Vector illustration of planet Earth with footprint on dark background
Travel restrictions have been relaxed and people are starting to travel to different countries after several months of lockdown and a motionless economy. According to National Geographic, daily CO2 emissions fell 17% below last year’s levels during the lockdown. While it is positive for the environment, the concentration of carbon dioxide in our atmosphere increased to 418 parts per million, equating to the highest ever recorded level.
It has never been more important for us to evaluate our carbon footprint, particularly in business. The BBC reported that aviation contributes to roughly 2% of the world’s carbon emissions, with passenger numbers predicted to double to 8.2 billion in 2037. In 2018, there were eight million business trips taken from the UK – taking a long-haul flight generates more carbon emissions than the average person does in a year. With other sectors of the economy working towards a greener way of life, aviation’s negative contribution is set to rise.
The fall in CO2 emissions exhibits how we can make changes when humanity works towards a common goal. So here, we’ll take a look at how to keep your business trip eco-friendly, looking at alternative ways to travel or developments in technology that allow businesses to work remotely.
- Alternative options. If it is essential to travel, consider your mode of transport. For example, do you really need to fly? If it’s possible to take a For-Hire Vehicle, train, or bus instead of a plane, perhaps you should consider it. Traveling by train releases around seven times fewer emissions than a plane does on the same route. Although this might not be feasible for cross-country trips, it’s certainly more efficient and sustainable than regional or national flights.
- Sacrifices. If other modes of transport aren’t possible, and you must take a flight, fly economy class. According to the Department for Business, Energy, and Industrial Strategy (BEIS), carbon emissions are three times higher per passenger per kilometer traveled for business class and four times higher for first class. This is because there’s more space per seat, with each person accounting for a larger amount of the pollution of the plane.
- To fly or not to fly direct. Although many different variables contribute, such as the strength of the wind and the number of passengers on board, planes use significantly more fuel when taking off and landing. On a four-hour flight, the surge of engine power used to elevate the plane to the appropriate cruising altitude can account for anywhere between 10 and 20% of total fuel consumption. Simply, direct flights are more efficient, although possibly less economical, because you’re only taking off once rather than twice or more.

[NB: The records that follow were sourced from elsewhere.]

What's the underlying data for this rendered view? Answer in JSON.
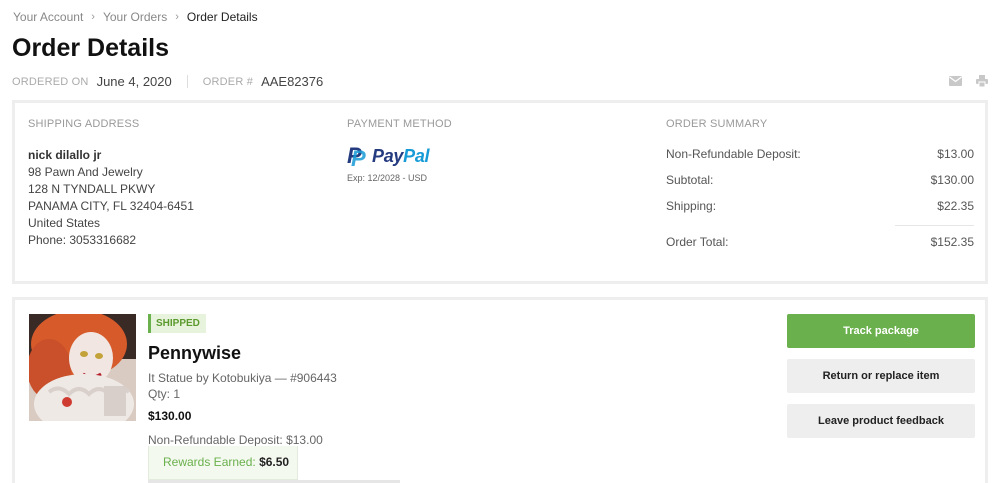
{
  "breadcrumb": {
    "items": [
      "Your Account",
      "Your Orders"
    ],
    "current": "Order Details",
    "separator": "›"
  },
  "page": {
    "title": "Order Details"
  },
  "order": {
    "ordered_on_label": "ORDERED ON",
    "ordered_on": "June 4, 2020",
    "order_num_label": "ORDER #",
    "order_num": "AAE82376"
  },
  "toolbar": {
    "icons": [
      "envelope-icon",
      "print-icon"
    ]
  },
  "shipping": {
    "label": "SHIPPING ADDRESS",
    "name": "nick dilallo jr",
    "lines": [
      "98 Pawn And Jewelry",
      "128 N TYNDALL PKWY",
      "PANAMA CITY, FL 32404-6451",
      "United States",
      "Phone: 3053316682"
    ]
  },
  "payment": {
    "label": "PAYMENT METHOD",
    "brand_pay": "Pay",
    "brand_pal": "Pal",
    "expiry": "Exp: 12/2028 - USD"
  },
  "summary": {
    "label": "ORDER SUMMARY",
    "rows": [
      {
        "label": "Non-Refundable Deposit:",
        "value": "$13.00"
      },
      {
        "label": "Subtotal:",
        "value": "$130.00"
      },
      {
        "label": "Shipping:",
        "value": "$22.35"
      }
    ],
    "total_label": "Order Total:",
    "total_value": "$152.35"
  },
  "item": {
    "status": "SHIPPED",
    "name": "Pennywise",
    "description": "It Statue by Kotobukiya — #906443",
    "qty": "Qty: 1",
    "price": "$130.00",
    "deposit": "Non-Refundable Deposit: $13.00",
    "rewards_label": "Rewards Earned:",
    "rewards_value": "$6.50"
  },
  "actions": {
    "track": "Track package",
    "return": "Return or replace item",
    "feedback": "Leave product feedback"
  },
  "colors": {
    "accent_green": "#6ab04c",
    "paypal_dark": "#253b80",
    "paypal_light": "#179bd7"
  }
}
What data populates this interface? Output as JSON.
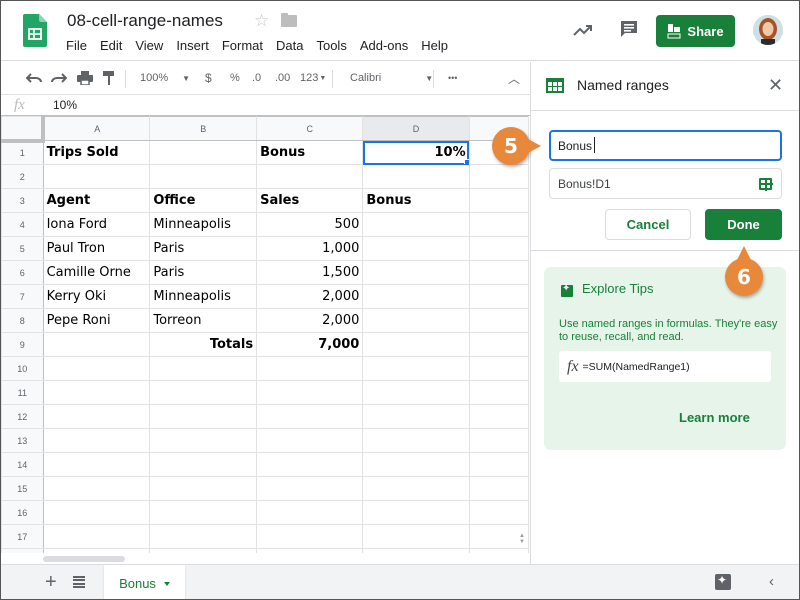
{
  "header": {
    "doc_title": "08-cell-range-names",
    "menu": [
      "File",
      "Edit",
      "View",
      "Insert",
      "Format",
      "Data",
      "Tools",
      "Add-ons",
      "Help"
    ],
    "share_label": "Share"
  },
  "toolbar": {
    "zoom": "100%",
    "currency": "$",
    "percent": "%",
    "decrease_decimal": ".0",
    "increase_decimal": ".00",
    "number_format": "123",
    "font": "Calibri",
    "more": "•••"
  },
  "formula_bar": {
    "fx_label": "fx",
    "value": "10%"
  },
  "sheet": {
    "columns": [
      "A",
      "B",
      "C",
      "D",
      ""
    ],
    "selected_column": "D",
    "rows": [
      {
        "num": "1",
        "cells": [
          "Trips Sold",
          "",
          "Bonus",
          "10%",
          ""
        ]
      },
      {
        "num": "2",
        "cells": [
          "",
          "",
          "",
          "",
          ""
        ]
      },
      {
        "num": "3",
        "cells": [
          "Agent",
          "Office",
          "Sales",
          "Bonus",
          ""
        ]
      },
      {
        "num": "4",
        "cells": [
          "Iona Ford",
          "Minneapolis",
          "500",
          "",
          ""
        ]
      },
      {
        "num": "5",
        "cells": [
          "Paul Tron",
          "Paris",
          "1,000",
          "",
          ""
        ]
      },
      {
        "num": "6",
        "cells": [
          "Camille Orne",
          "Paris",
          "1,500",
          "",
          ""
        ]
      },
      {
        "num": "7",
        "cells": [
          "Kerry Oki",
          "Minneapolis",
          "2,000",
          "",
          ""
        ]
      },
      {
        "num": "8",
        "cells": [
          "Pepe Roni",
          "Torreon",
          "2,000",
          "",
          ""
        ]
      },
      {
        "num": "9",
        "cells": [
          "",
          "Totals",
          "7,000",
          "",
          ""
        ]
      },
      {
        "num": "10",
        "cells": [
          "",
          "",
          "",
          "",
          ""
        ]
      },
      {
        "num": "11",
        "cells": [
          "",
          "",
          "",
          "",
          ""
        ]
      },
      {
        "num": "12",
        "cells": [
          "",
          "",
          "",
          "",
          ""
        ]
      },
      {
        "num": "13",
        "cells": [
          "",
          "",
          "",
          "",
          ""
        ]
      },
      {
        "num": "14",
        "cells": [
          "",
          "",
          "",
          "",
          ""
        ]
      },
      {
        "num": "15",
        "cells": [
          "",
          "",
          "",
          "",
          ""
        ]
      },
      {
        "num": "16",
        "cells": [
          "",
          "",
          "",
          "",
          ""
        ]
      },
      {
        "num": "17",
        "cells": [
          "",
          "",
          "",
          "",
          ""
        ]
      },
      {
        "num": "",
        "cells": [
          "",
          "",
          "",
          "",
          ""
        ]
      }
    ],
    "selected_cell": "D1"
  },
  "sheet_tabs": {
    "active": "Bonus"
  },
  "panel": {
    "title": "Named ranges",
    "name_value": "Bonus",
    "range_value": "Bonus!D1",
    "cancel_label": "Cancel",
    "done_label": "Done",
    "tips": {
      "title": "Explore Tips",
      "text": "Use named ranges in formulas. They're easy to reuse, recall, and read.",
      "formula": "=SUM(NamedRange1)",
      "learn_more": "Learn more"
    }
  },
  "callouts": {
    "step5": "5",
    "step6": "6"
  },
  "colors": {
    "brand_green": "#188038",
    "selection_blue": "#1a73e8",
    "callout_orange": "#e8883a",
    "tips_background": "#e6f4ea"
  }
}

- Travel light. The lighter you travel, the less fuel that’s needed to transport it. Although it’s unlikely you’ll be packing a 138-liter suitcase for a 3-day business trip, be sensible with what you take with you.
- Selecting airlines. Now, the notion of an eco-friendly airline might sound contradictory, but some airlines are more environmentally-friendly than others, which could reduce your carbon footprint. The average fuel consumption per passenger is below four liters per 100km, but some companies are making an effort to improve their fuel consumption and efficiency to meet internal targets.
These eco-friendly targets can be a range of goals. They may include upgrading to a greener fleet with newer airplanes (older ones use more kerosene, a combustible hydrocarbon liquid derived from petroleum) and using more environmentally-friendly materials. You can also carry out additional research by finding which aircraft you’ll be flying on and which models are more fuel-efficient. For example, Boeing 787 Dreamliner and Airbus A350 are leading the way in terms of fuel efficiency. If you want to go the extra mile, you can research CO2 emissions for your flight with Matrix Airfare Search by comparing similar airlines and routes to find the most eco-friendly route and airline for you.
- Carbon offsetting. You can book a flight with an airline that offsets carbon emissions. The rise of “flight shame” has put pressure on airlines to offer travelers the option to offset the carbon emissions of their flights. This involves calculating the emissions of a journey and purchasing credits from projects that focus on preventing or removing the equivalent amount of pollutants elsewhere. Many carbon offsetting programs include planting trees to help absorb carbon dioxide to remove it from the atmosphere, a key part in tackling climate change.
According to Gold Standard, the offsetting watchdog, the amount of investment from those hoping to cancel their carbon impact on the planet has risen fourfold in recent years.